Vanderbit's offense is only 103rd in total offense, but quarterback Kyle Shurmur is playing perfect complementary football right now. He ranks sixth nationally in passing efficiency, nailing 71 percent of his throws for 10.2 yards an attempt with eight touchdowns and no interceptions. And it's not all dump offs, either.
Shurmur will have to play the game of his life, but if he does there's a 14-13 game in here that Vanderbilt can win.
Jeff Brohm: Brohm was here last week, and Purdue went on the road and beat the stuffing out of Missouri, 35-3. That win proves Purdue is good by Purdue's recent standards, and Saturday brings the opportunity to prove these Boilers are good, period, by anyone's standards. Michigan comes to Ross-Ade Stadium, attracting a sellout crowd and a national television spotlight.
This presents one of the most interesting yin-and-yang matchups of the weekend, with Brohm's surgical passing attack taking on a defense that ranks fourth nationally and has allowed three touchdowns in as many games.
Mark Stoops: Believe it or not, Kentucky could sit alone in first place in the SEC East by Saturday night. Kentucky, Florida, Georgia and Vanderbilt are the only East teams that have yet to lose in conference play. Georgia hosts Mississippi State in a game the Bulldogs could play well and still lose. Vanderbilt hosts Alabama. And Florida heads to Lexington, riding high off last week's Hail Mary defeat of Tennessee.
But Kentucky is riding high as well. The Wildcats went to Columbia and manhandled South Carolina, out-rushing the Gamecocks 184-54 and out-possessing them by more than 13 minutes in a 23-13 win.
Florida is a slight favorite here, but that win over the Vols in no way fixed the Gators' problems. In fact, that Feleipe Franks rainbow was still just the Gators' second offensive touchdown in two games and the ninth in their last eight games against Power 5 opponents. These Gators are ripe for the picking.

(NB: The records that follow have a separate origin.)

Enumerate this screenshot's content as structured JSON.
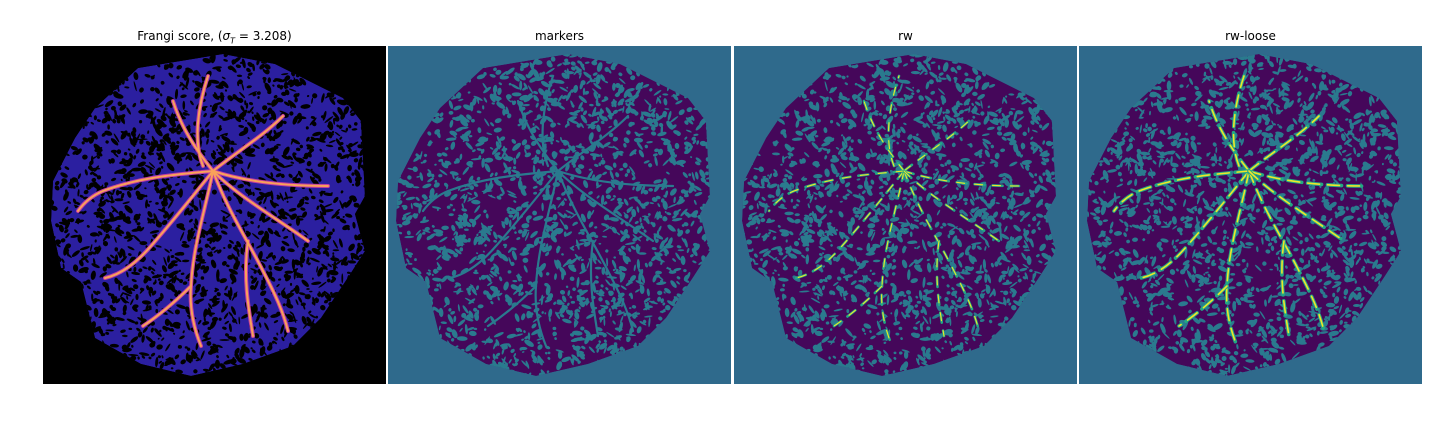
{
  "panels": [
    {
      "title_prefix": "Frangi score, (",
      "sigma_symbol": "σ",
      "sigma_sub": "T",
      "title_suffix": " = 3.208)",
      "colormap": "magma"
    },
    {
      "title": "markers",
      "colormap": "viridis"
    },
    {
      "title": "rw",
      "colormap": "viridis"
    },
    {
      "title": "rw-loose",
      "colormap": "viridis"
    }
  ],
  "colors": {
    "frangi_background": "#000000",
    "frangi_texture": "#2b1fa0",
    "frangi_vessel": "#f9a25a",
    "frangi_glow": "#c23fa0",
    "seg_background": "#2f6a8c",
    "seg_tissue": "#45075a",
    "seg_channel": "#2a7a8e",
    "seg_vessel_fill": "#22a884",
    "seg_vessel_core": "#f0e52a"
  }
}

The problem for Stoops: this is, what, the third year in a row we've said this could be a breakthrough year? The East has been up for grabs the entire time he's been at UK, and Stoops has yet to grab it, evidenced by his 0-12 mark against the division's big three of Florida, Georgia and Tennessee. Kentucky has lost 30 in a row to Florida, the longest intra-divisional streak in college football. Now's as good a time as ever for him to end it.

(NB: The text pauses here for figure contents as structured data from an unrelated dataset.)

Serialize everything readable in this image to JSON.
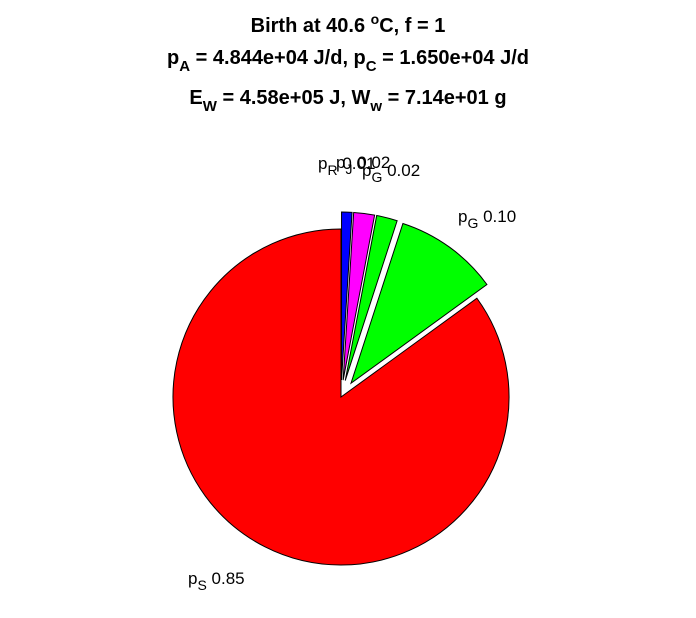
{
  "chart_data": {
    "type": "pie",
    "title": {
      "line1": {
        "text": "Birth at 40.6 ",
        "sup": "o",
        "tail": "C, f = 1"
      },
      "line2": [
        {
          "t": "p"
        },
        {
          "sub": "A"
        },
        {
          "t": " = 4.844e+04 J/d, p"
        },
        {
          "sub": "C"
        },
        {
          "t": " = 1.650e+04 J/d"
        }
      ],
      "line3": [
        {
          "t": "E"
        },
        {
          "sub": "W"
        },
        {
          "t": " = 4.58e+05 J, W"
        },
        {
          "sub": "w"
        },
        {
          "t": " = 7.14e+01 g"
        }
      ]
    },
    "slices": [
      {
        "base": "p",
        "sub": "S",
        "value": 0.85,
        "value_label": "0.85",
        "color": "#ff0000",
        "exploded": false
      },
      {
        "base": "p",
        "sub": "G",
        "value": 0.1,
        "value_label": "0.10",
        "color": "#00ff00",
        "exploded": true
      },
      {
        "base": "p",
        "sub": "G",
        "value": 0.02,
        "value_label": "0.02",
        "color": "#00ff00",
        "exploded": true
      },
      {
        "base": "p",
        "sub": "J",
        "value": 0.02,
        "value_label": "0.02",
        "color": "#ff00ff",
        "exploded": true
      },
      {
        "base": "p",
        "sub": "R",
        "value": 0.01,
        "value_label": "0.01",
        "color": "#0000ff",
        "exploded": true
      }
    ],
    "start_angle": "top",
    "direction": "clockwise",
    "legend": "none"
  }
}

The coaches with the most on the line this week. See if you notice a theme here.
Kevin Sumlin and Bret Bielema: Well, what is there to say? These coaches get paid more than $9 million between them are a combined 31-41 in SEC play.

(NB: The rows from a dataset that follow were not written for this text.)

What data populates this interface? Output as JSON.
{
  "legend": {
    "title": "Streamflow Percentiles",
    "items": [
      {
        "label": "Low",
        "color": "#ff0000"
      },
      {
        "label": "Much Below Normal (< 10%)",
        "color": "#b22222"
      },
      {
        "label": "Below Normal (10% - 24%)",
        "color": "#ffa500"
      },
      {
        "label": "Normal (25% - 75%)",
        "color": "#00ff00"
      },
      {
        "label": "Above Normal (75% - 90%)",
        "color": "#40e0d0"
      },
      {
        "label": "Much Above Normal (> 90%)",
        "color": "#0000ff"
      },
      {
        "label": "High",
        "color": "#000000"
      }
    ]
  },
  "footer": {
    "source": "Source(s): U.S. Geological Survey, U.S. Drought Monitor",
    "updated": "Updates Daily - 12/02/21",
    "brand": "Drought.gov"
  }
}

Like it or not, Sumlin has earned near permanent residence in this space, thanks in large part to big bad tank boy Tony Buzbee. When a regent comes out and says he'd vote you off the island, it's hard to ignore that. And then this week A&M's former athletics director publicly distanced himself from Sumlin's $30 million contract and... yeah, the 2012 season was a long time ago in College Station. And the Aggies haven't exactly lit the world on fire since the UCLA loss. They were tied with Nicholls State midway through the fourth quarter on Sept. 9 and trailed Louisiana-Lafayette at halftime.
And now the real fun starts.
For Bielema, a loss would mean he carries an 0-5 record against Texas A&M and an 0-2 mark against non-HBCU opponents this season. Not to mention this is the week Arkansas will honor its most famous football alum by wearing his uniforms in his stadium.
Sumlin needs to win because he's playing Arkansas and Bielema needs to do the same because he's playing Texas A&M. And only one of them will.
Isn't college football the greatest?